A bid to ban the wearing of gang patches in Tauranga will become the swansong for Tauranga City councillor Clayton Mitchell before he officially resigns his council job to become an MP.
Speaking from Parliament, where he has been familiarising himself with his new life as a list MP for New Zealand First, Mr Mitchell said he would email the mayor and councillors to get the issue back on the table.
His concerns about patched gang members intimidating people were first raised in March, resulting in the council agreeing to ask staff to investigate the issues relating to a bylaw on gang insignia. It was meant to have been considered at last month's meeting of the city vision committee but Mr Mitchell, who attended the meeting, said it appeared to have been overlooked.

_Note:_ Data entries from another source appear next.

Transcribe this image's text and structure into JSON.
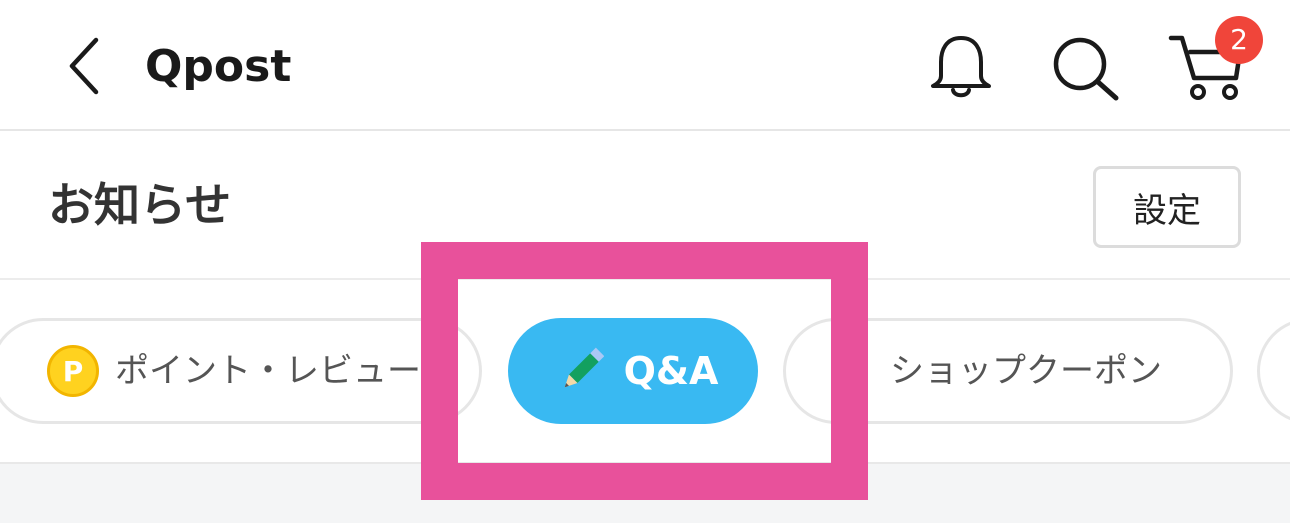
{
  "header": {
    "title": "Qpost",
    "back_icon": "chevron-left-icon",
    "bell_icon": "bell-icon",
    "search_icon": "search-icon",
    "cart_icon": "cart-icon",
    "cart_badge_count": "2",
    "badge_color": "#f0453a"
  },
  "section": {
    "title": "お知らせ",
    "settings_label": "設定"
  },
  "chips": {
    "points": {
      "icon": "point-coin-icon",
      "icon_text": "P",
      "label": "ポイント・レビュー"
    },
    "qa": {
      "icon": "pencil-icon",
      "label": "Q&A",
      "selected": true,
      "color": "#39b9f2"
    },
    "coupon": {
      "icon": "ticket-icon",
      "label": "ショップクーポン"
    }
  },
  "highlight": {
    "color": "#e8519b"
  }
}
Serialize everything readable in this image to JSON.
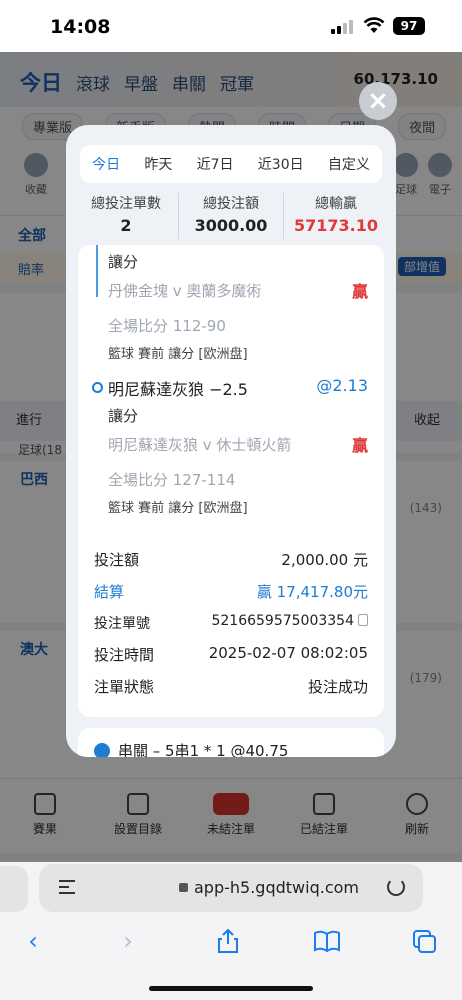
{
  "status_bar": {
    "time": "14:08",
    "battery": "97"
  },
  "background": {
    "nav": {
      "today": "今日",
      "live": "滾球",
      "early": "早盤",
      "parlay": "串關",
      "champion": "冠軍"
    },
    "balance": "60,173.10",
    "filters": {
      "mode": "專業版",
      "newbie": "新手版",
      "hot": "熱門",
      "time": "時間",
      "date": "日期",
      "night": "夜間"
    },
    "cats": {
      "fav": "收藏",
      "football": "足球",
      "esports": "電子"
    },
    "all_tab": "全部",
    "notice": {
      "text": "賠率",
      "tag": "部增值"
    },
    "section": {
      "title": "進行",
      "collapse": "收起",
      "sub": "足球(18"
    },
    "rows": [
      {
        "head": "巴西",
        "count": "(143)"
      },
      {
        "head": "澳大",
        "count": "(179)"
      }
    ],
    "bottom_nav": {
      "results": "賽果",
      "settings": "設置目錄",
      "unsettled": "未結注單",
      "settled": "已結注單",
      "refresh": "刷新"
    }
  },
  "modal": {
    "period_tabs": [
      "今日",
      "昨天",
      "近7日",
      "近30日",
      "自定义"
    ],
    "active_tab": "今日",
    "stats": {
      "count_label": "總投注單數",
      "count": "2",
      "amount_label": "總投注額",
      "amount": "3000.00",
      "winloss_label": "總輸贏",
      "winloss": "57173.10"
    },
    "legs": [
      {
        "bet_type": "讓分",
        "match": "丹佛金塊 v 奧蘭多魔術",
        "result": "贏",
        "score": "全場比分 112-90",
        "meta": "籃球 賽前  讓分 [欧洲盘]"
      },
      {
        "selection": "明尼蘇達灰狼 −2.5",
        "odds": "@2.13",
        "bet_type": "讓分",
        "match": "明尼蘇達灰狼 v 休士頓火箭",
        "result": "贏",
        "score": "全場比分 127-114",
        "meta": "籃球 賽前  讓分 [欧洲盘]"
      }
    ],
    "details": {
      "stake_label": "投注額",
      "stake": "2,000.00 元",
      "settle_label": "結算",
      "settle": "贏 17,417.80元",
      "id_label": "投注單號",
      "id": "5216659575003354",
      "time_label": "投注時間",
      "time": "2025-02-07 08:02:05",
      "status_label": "注單狀態",
      "status": "投注成功"
    },
    "next_card": "串關 – 5串1 * 1 @40.75"
  },
  "browser": {
    "url": "app-h5.gqdtwiq.com"
  },
  "colors": {
    "accent": "#1d7cd6",
    "win": "#e03a3a"
  }
}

He knew his move did not have the full support of the council, with some saying a bylaw banning the wearing of gang patches in public was sending the wrong message.
Mr Mitchell said his views were reinforced when he watched an old lady, fearful of three patched gang members coming in her direction, cross to the other side of the road.
When people with different beliefs and outlooks on life intimidated others and made them feel vulnerable, society needed to take a stand, he said.
Mr Mitchell raised the issue with Western Bay's police area commander Inspector Clifford Paxton at a council meeting in April.
The audio record of the meeting showed Mr Mitchell saying he wanted to turn the issue into a positive, by giving police the powers to "disincentivise" gang members being antisocial and intimidating people.
Mr Paxton responded that the police had to remain impartial. It was something that had to be discussed by the community and it was up to the council to bring those views together.
City vision committee deputy chairman Cr Matt Cowley told the Bay of Plenty Times the issue had been put into "dormant mode", unless there was a significant community demand for a bylaw.
The council was looking at what impact the bans have had elsewhere. "If they had a big impact, then we would consider it."
His recollection was of police saying that gang patches were no more and no less an issue in Tauranga than in other communities. Police's key priorities revolved around the supply of alcohol and psychoactive substances.